The brain is disproportionately aerobic for its size, consuming 20% of inspired oxygen primarily to produce ATP via oxidative phosphorylation (1,2). However, this high oxygen demand leads to a vulnerability to hypoxia when oxygen supply drops below demand (3). 
The structure of the hippocampal vascular network, alongside pericyte and endothelial function, results in reduced blood flow and neurovascular coupling compared to the neocortex, potentially underlying the particular vulnerability of this region to hypoxia (4). Hypoxia may occur in Alzheimer’s disease (AD) development, as perturbed blood flow is observed prior to symptomatic AD (5) and a decline in hippocampal function is an early AD cognitive marker (6,7). To better understand the impact of mild hypoxia on hippocampal function we investigated how neuronal function and oxygen use was altered by a mild reduction in oxygen supply in mice in vivo and in mouse hippocampal brain slices. 
Using haemoglobin spectrometry and laser doppler flowmetry to measure changes in blood oxygen saturation and blood flow, and 2-photon microscopy to measure neuronal calcium signals in Thy1/GCaMP6f mice, our preliminary data shows that mild acute hypoxia is associated with both increased oxygen consumption and frequency of calcium events. 
We then tested whether we could recapitulate these findings in mouse hippocampal slices to provide a better model for studying underlying mechanisms.
Using a Unisense A/S oxygen microsensor, we measured depth profiles of [O2] through the pyramidal layer of the hippocampus of acute sagittal forebrain slices (300µm thickness, 32 slices from 7 mice (5 C57BLJ/6 2 Thy1xDsRed, 3 males, 4 females)), while varying bath [O2] gassing between 95% and 20%. Slice [O2] was largely hyperoxic at 95% O2, 5% CO2, approached normoxia at 58% O2, 5% CO2 and became hypoxic at 20% O2, 5% CO2, though surface [O2] in this condition was in the normoxic range (4,9). 

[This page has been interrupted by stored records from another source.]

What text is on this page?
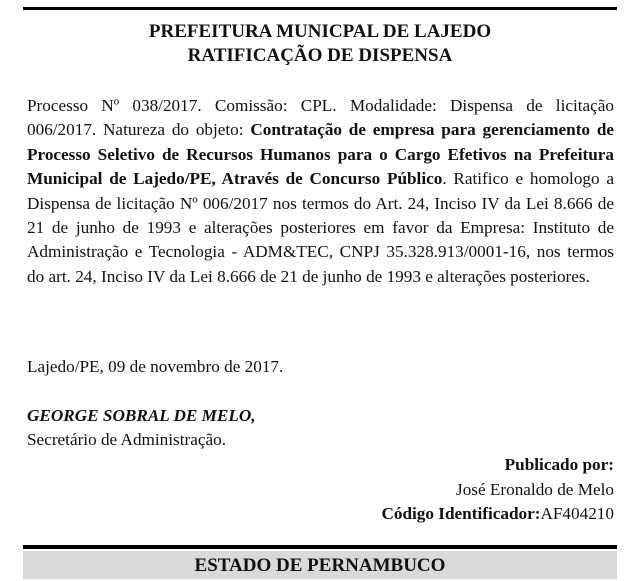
PREFEITURA MUNICPAL DE LAJEDO
RATIFICAÇÃO DE DISPENSA
Processo Nº 038/2017. Comissão: CPL. Modalidade: Dispensa de licitação 006/2017. Natureza do objeto: Contratação de empresa para gerenciamento de Processo Seletivo de Recursos Humanos para o Cargo Efetivos na Prefeitura Municipal de Lajedo/PE, Através de Concurso Público. Ratifico e homologo a Dispensa de licitação Nº 006/2017 nos termos do Art. 24, Inciso IV da Lei 8.666 de 21 de junho de 1993 e alterações posteriores em favor da Empresa: Instituto de Administração e Tecnologia - ADM&TEC, CNPJ 35.328.913/0001-16, nos termos do art. 24, Inciso IV da Lei 8.666 de 21 de junho de 1993 e alterações posteriores.
Lajedo/PE, 09 de novembro de 2017.
GEORGE SOBRAL DE MELO,
Secretário de Administração.
Publicado por:
José Eronaldo de Melo
Código Identificador:AF404210
ESTADO DE PERNAMBUCO
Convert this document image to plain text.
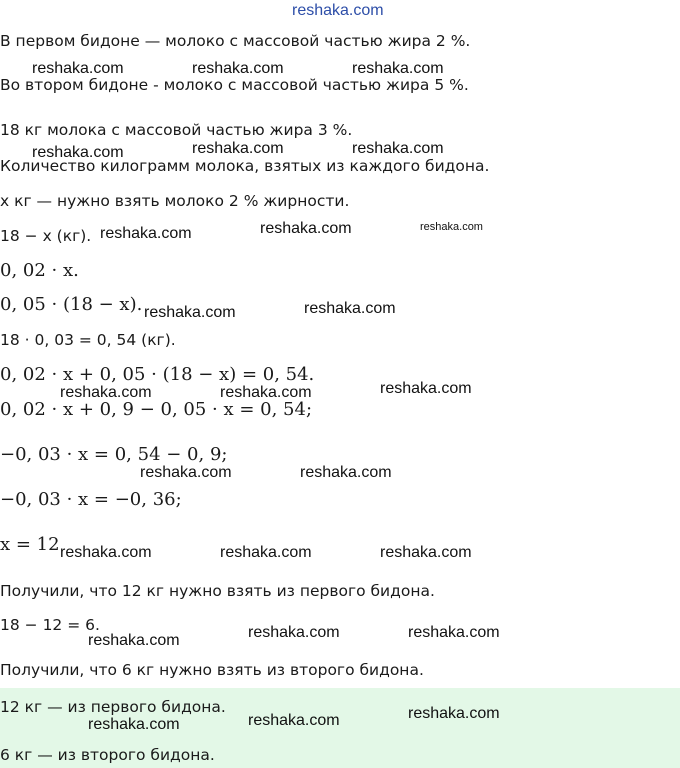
reshaka.com
В первом бидоне — молоко с массовой частью жира 2 %.
Во втором бидоне - молоко с массовой частью жира 5 %.
18 кг молока с массовой частью жира 3 %.
Количество килограмм молока, взятых из каждого бидона.
x кг — нужно взять молоко 2 % жирности.
18 − x (кг).
0, 02 · x.
0, 05 · (18 − x).
18 · 0, 03 = 0, 54 (кг).
0, 02 · x + 0, 05 · (18 − x) = 0, 54.
0, 02 · x + 0, 9 − 0, 05 · x = 0, 54;
−0, 03 · x = 0, 54 − 0, 9;
−0, 03 · x = −0, 36;
x = 12
Получили, что 12 кг нужно взять из первого бидона.
18 − 12 = 6.
Получили, что 6 кг нужно взять из второго бидона.
12 кг — из первого бидона.
6 кг — из второго бидона.
reshaka.com	reshaka.com	reshaka.com
reshaka.com	reshaka.com	reshaka.com
reshaka.com	reshaka.com	reshaka.com
reshaka.com	reshaka.com
reshaka.com	reshaka.com	reshaka.com
reshaka.com	reshaka.com
reshaka.com	reshaka.com	reshaka.com
reshaka.com	reshaka.com	reshaka.com
reshaka.com	reshaka.com	reshaka.com
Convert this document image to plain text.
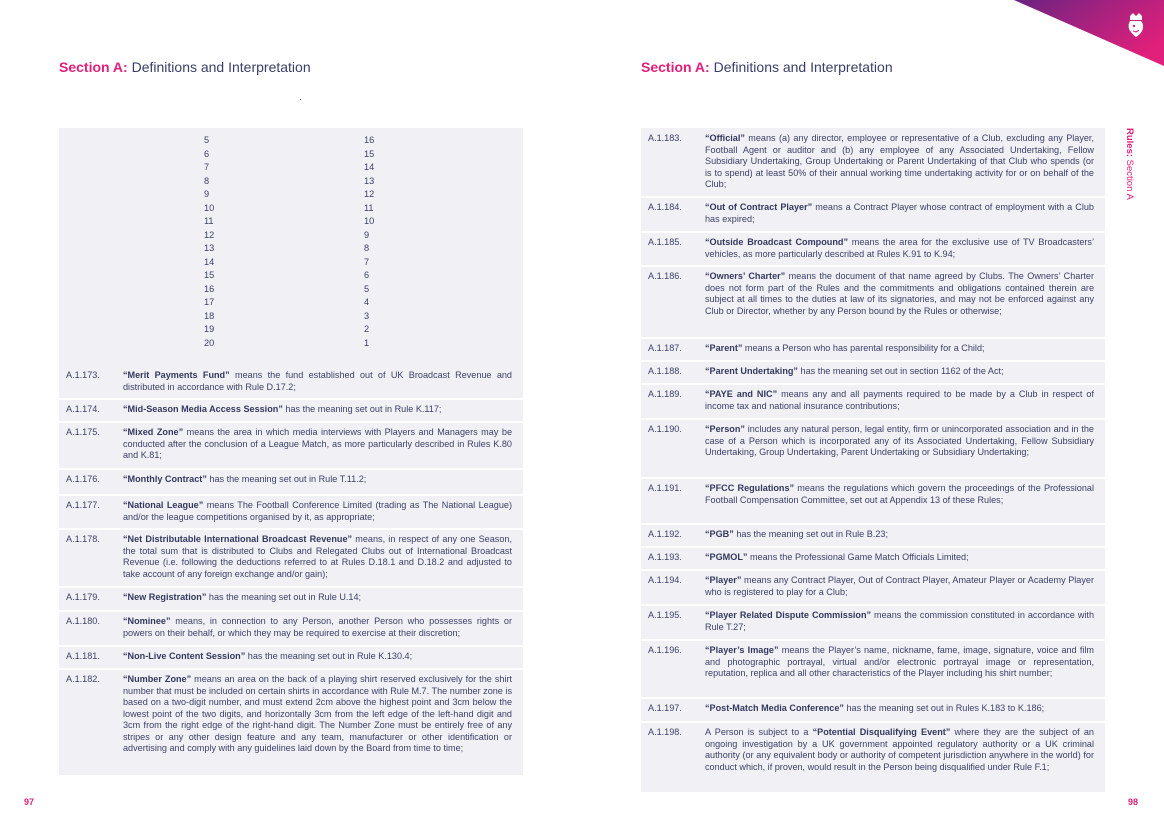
Section A: Definitions and Interpretation	Section A: Definitions and Interpretation
5	16
6	15
7	14
8	13
9	12
10	11
11	10
12	9
13	8
14	7
15	6
16	5
17	4
18	3
19	2
20	1
A.1.173.	“Merit Payments Fund” means the fund established out of UK Broadcast Revenue and distributed in accordance with Rule D.17.2;
A.1.174.	“Mid-Season Media Access Session” has the meaning set out in Rule K.117;
A.1.175.	“Mixed Zone” means the area in which media interviews with Players and Managers may be conducted after the conclusion of a League Match, as more particularly described in Rules K.80 and K.81;
A.1.176.	“Monthly Contract” has the meaning set out in Rule T.11.2;
A.1.177.	“National League” means The Football Conference Limited (trading as The National League) and/or the league competitions organised by it, as appropriate;
A.1.178.	“Net Distributable International Broadcast Revenue” means, in respect of any one Season, the total sum that is distributed to Clubs and Relegated Clubs out of International Broadcast Revenue (i.e. following the deductions referred to at Rules D.18.1 and D.18.2 and adjusted to take account of any foreign exchange and/or gain);
A.1.179.	“New Registration” has the meaning set out in Rule U.14;
A.1.180.	“Nominee” means, in connection to any Person, another Person who possesses rights or powers on their behalf, or which they may be required to exercise at their discretion;
A.1.181.	“Non-Live Content Session” has the meaning set out in Rule K.130.4;
A.1.182.	“Number Zone” means an area on the back of a playing shirt reserved exclusively for the shirt number that must be included on certain shirts in accordance with Rule M.7. The number zone is based on a two-digit number, and must extend 2cm above the highest point and 3cm below the lowest point of the two digits, and horizontally 3cm from the left edge of the left-hand digit and 3cm from the right edge of the right-hand digit. The Number Zone must be entirely free of any stripes or any other design feature and any team, manufacturer or other identification or advertising and comply with any guidelines laid down by the Board from time to time;
A.1.183.	“Official” means (a) any director, employee or representative of a Club, excluding any Player, Football Agent or auditor and (b) any employee of any Associated Undertaking, Fellow Subsidiary Undertaking, Group Undertaking or Parent Undertaking of that Club who spends (or is to spend) at least 50% of their annual working time undertaking activity for or on behalf of the Club;
A.1.184.	“Out of Contract Player” means a Contract Player whose contract of employment with a Club has expired;
A.1.185.	“Outside Broadcast Compound” means the area for the exclusive use of TV Broadcasters’ vehicles, as more particularly described at Rules K.91 to K.94;
A.1.186.	“Owners’ Charter” means the document of that name agreed by Clubs. The Owners’ Charter does not form part of the Rules and the commitments and obligations contained therein are subject at all times to the duties at law of its signatories, and may not be enforced against any Club or Director, whether by any Person bound by the Rules or otherwise;
A.1.187.	“Parent” means a Person who has parental responsibility for a Child;
A.1.188.	“Parent Undertaking” has the meaning set out in section 1162 of the Act;
A.1.189.	“PAYE and NIC” means any and all payments required to be made by a Club in respect of income tax and national insurance contributions;
A.1.190.	“Person” includes any natural person, legal entity, firm or unincorporated association and in the case of a Person which is incorporated any of its Associated Undertaking, Fellow Subsidiary Undertaking, Group Undertaking, Parent Undertaking or Subsidiary Undertaking;
A.1.191.	“PFCC Regulations” means the regulations which govern the proceedings of the Professional Football Compensation Committee, set out at Appendix 13 of these Rules;
A.1.192.	“PGB” has the meaning set out in Rule B.23;
A.1.193.	“PGMOL” means the Professional Game Match Officials Limited;
A.1.194.	“Player” means any Contract Player, Out of Contract Player, Amateur Player or Academy Player who is registered to play for a Club;
A.1.195.	“Player Related Dispute Commission” means the commission constituted in accordance with Rule T.27;
A.1.196.	“Player’s Image” means the Player’s name, nickname, fame, image, signature, voice and film and photographic portrayal, virtual and/or electronic portrayal image or representation, reputation, replica and all other characteristics of the Player including his shirt number;
A.1.197.	“Post-Match Media Conference” has the meaning set out in Rules K.183 to K.186;
A.1.198.	A Person is subject to a “Potential Disqualifying Event” where they are the subject of an ongoing investigation by a UK government appointed regulatory authority or a UK criminal authority (or any equivalent body or authority of competent jurisdiction anywhere in the world) for conduct which, if proven, would result in the Person being disqualified under Rule F.1;
Rules: Section A
97	98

We then compared these profiles to theoretical [O2] profiles generated by an oxygen diffusion and Michaelis-Menten consumption model, adapted from our previous work (10) . The kinetic parameters that best fit experimental data varied depending on bath [O2] (Median: 95%:Km: 1e-5mM, Vmax:  1.2mM/min; 58%:Km: 0.0025mM, Vmax: 4mM/min; 20%:Km: 7.5e-4mM, Vmax: 0.55mM/min), predicting highly variable rates of oxygen consumption. 
Our data suggest a deviation in the O2-dependence of oxidative phosphorylation (which accounts for the bulk of oxygen consumption in the brain (1)) from simple Michaelis-Menten kinetics, which could contribute to increased oxygen consumption rates in hypoxic brain tissue . Previous work on isolated mitochondria and cytochrome c oxidase suggest that alterations in pH and cellular energy balance, such as likely occur during hypoxia, can cause such kinetic changes (11) . 
Here we show that in vivo [O2] can be recapitulated in acute mouse brain slices, and that modelled oxygen consumption kinetics are altered as bath [O2] is changed. 
In summary, our data show a counter-productive increase in hippocampal neuronal activity and oxygen use in mild hypoxia in vivo and altered O2 consumption kinetics across different [O2] in brain slices. Improving understanding of hypoxia as a potential early AD mechanism will help enable clinical translation.